A geographical indication is an indicator of the fact that certain types of goods or products originated from a specific territory of a country or a region of that territory, provided that a high-quality reputation or some other special and unique characteristics of the products can be attributed to the geographical location. In other words, geographical indications help in recognizing the essential role played by climatic or geographical factors and/or by human skills in the end quality of a product.
Geographical Indication as an Intellectual Property
The WTO Agreement on Trade-Related Aspects of Intellectual Property Rights (TRIPS) is considered one of the most complete and important multilateral agreements relating to intellectual property. TRIPS classifies geographical indications as a type of intellectual property; geographical indications are defined under Article 22(1) of the agreement as indications that identify a product that originates in a local region or territory of a member of the WTO, where the unique and special characteristics or the high quality of the product is attributable to such geographic region.

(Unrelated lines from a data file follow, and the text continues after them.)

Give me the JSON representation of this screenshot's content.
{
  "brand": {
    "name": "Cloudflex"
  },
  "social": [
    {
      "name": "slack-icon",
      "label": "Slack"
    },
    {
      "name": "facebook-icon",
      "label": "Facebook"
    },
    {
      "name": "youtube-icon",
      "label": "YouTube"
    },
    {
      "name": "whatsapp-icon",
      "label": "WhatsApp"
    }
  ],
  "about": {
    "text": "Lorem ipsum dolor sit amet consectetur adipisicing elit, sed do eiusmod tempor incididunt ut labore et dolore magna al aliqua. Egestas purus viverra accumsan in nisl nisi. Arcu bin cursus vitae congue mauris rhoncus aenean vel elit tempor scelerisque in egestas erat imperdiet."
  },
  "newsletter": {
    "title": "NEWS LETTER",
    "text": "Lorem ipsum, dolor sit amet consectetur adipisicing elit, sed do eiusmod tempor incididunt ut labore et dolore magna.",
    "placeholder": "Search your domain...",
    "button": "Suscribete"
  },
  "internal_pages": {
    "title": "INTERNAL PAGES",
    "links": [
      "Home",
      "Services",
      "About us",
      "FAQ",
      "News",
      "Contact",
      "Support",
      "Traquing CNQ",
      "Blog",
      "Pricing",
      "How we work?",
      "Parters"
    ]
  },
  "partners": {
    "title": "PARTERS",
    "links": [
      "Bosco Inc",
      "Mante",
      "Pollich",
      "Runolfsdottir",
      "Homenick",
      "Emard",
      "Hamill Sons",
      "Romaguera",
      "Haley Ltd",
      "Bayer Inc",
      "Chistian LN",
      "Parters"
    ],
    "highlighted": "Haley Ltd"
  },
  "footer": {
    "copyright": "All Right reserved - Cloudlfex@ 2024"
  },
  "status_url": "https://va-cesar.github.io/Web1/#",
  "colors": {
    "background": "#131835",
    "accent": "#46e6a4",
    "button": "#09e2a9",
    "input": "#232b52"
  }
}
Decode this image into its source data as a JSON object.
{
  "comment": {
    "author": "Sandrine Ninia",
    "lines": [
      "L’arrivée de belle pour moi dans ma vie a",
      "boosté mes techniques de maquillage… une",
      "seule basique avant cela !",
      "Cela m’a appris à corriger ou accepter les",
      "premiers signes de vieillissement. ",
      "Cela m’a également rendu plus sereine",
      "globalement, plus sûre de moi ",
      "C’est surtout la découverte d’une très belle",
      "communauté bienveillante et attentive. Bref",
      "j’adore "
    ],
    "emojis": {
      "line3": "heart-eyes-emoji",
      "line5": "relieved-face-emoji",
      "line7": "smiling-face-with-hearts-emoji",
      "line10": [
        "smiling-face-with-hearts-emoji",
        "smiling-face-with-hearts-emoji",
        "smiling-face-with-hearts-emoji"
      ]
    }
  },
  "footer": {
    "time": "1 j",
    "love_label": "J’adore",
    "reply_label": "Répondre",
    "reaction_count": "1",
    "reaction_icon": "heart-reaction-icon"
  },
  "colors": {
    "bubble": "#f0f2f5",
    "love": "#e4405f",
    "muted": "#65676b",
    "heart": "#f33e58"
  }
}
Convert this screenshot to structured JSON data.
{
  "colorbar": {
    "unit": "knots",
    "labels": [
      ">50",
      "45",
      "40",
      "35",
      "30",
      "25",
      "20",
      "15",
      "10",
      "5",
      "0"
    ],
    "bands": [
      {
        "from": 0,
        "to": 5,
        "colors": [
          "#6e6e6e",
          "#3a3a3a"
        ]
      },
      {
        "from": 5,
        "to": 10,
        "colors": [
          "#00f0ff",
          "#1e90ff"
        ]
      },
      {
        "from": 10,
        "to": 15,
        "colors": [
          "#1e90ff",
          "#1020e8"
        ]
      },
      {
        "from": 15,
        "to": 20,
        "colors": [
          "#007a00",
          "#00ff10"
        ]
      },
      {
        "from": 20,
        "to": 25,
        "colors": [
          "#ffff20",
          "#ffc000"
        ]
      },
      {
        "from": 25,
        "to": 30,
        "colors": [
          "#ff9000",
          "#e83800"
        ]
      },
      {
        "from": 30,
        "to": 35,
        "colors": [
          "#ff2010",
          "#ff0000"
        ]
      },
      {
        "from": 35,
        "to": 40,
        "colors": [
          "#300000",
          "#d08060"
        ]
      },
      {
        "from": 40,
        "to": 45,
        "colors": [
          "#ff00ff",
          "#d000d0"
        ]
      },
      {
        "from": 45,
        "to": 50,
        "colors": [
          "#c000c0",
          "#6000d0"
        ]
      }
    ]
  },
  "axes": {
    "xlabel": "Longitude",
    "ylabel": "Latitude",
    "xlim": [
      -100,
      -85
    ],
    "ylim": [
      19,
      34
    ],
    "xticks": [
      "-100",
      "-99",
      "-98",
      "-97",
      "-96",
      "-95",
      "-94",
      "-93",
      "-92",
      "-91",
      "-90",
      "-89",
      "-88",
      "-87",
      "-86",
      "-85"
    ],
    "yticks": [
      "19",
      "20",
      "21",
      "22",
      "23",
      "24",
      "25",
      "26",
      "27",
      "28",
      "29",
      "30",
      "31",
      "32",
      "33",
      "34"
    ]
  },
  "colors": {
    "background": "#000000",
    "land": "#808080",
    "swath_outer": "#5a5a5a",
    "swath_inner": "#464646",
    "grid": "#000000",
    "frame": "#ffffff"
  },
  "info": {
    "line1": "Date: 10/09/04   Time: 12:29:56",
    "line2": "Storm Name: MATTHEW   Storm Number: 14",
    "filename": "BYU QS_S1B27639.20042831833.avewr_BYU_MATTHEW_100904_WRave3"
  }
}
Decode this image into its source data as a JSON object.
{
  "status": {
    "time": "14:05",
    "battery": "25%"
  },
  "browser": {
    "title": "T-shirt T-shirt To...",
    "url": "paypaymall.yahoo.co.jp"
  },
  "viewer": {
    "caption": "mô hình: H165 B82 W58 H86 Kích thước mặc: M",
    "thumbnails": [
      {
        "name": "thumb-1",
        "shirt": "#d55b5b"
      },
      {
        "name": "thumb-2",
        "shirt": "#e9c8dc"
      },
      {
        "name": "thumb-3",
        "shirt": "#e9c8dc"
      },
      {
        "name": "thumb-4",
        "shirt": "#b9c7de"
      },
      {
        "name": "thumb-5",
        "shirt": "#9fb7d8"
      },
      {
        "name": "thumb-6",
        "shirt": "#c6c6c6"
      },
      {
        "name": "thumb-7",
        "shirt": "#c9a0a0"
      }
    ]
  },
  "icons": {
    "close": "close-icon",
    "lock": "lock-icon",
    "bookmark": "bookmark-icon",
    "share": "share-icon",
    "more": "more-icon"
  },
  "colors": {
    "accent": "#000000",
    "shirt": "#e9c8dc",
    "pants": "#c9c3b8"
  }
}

Like trademarks, geographical indications are considered highly valuable by the producers for several reasons. Firstly, they act as a source identifier i.e. they help to identify products as originating from a particular region or territory. Secondly, they act as an indicator of high-quality products; consumers can easily ascertain the quality of a product that has a GI tag as it indicates to the consumer that the product comes from a region or territory where the unique and special characteristics or the high quality of the product is attributable to such geographic region.
Thirdly, geographical indications help in attracting business for the particular region or territory where the high-quality product originates and thereby raise the social and economic status of that region. Finally, as geographical indications are intellectual property, they are eligible for protection from acts of infringement and unfair means in a competitive market. Therefore we can say that much like trademarks and registered commercial names, geographical indications are also an intellectual property that helps in identifying the products and developing their goodwill in the market.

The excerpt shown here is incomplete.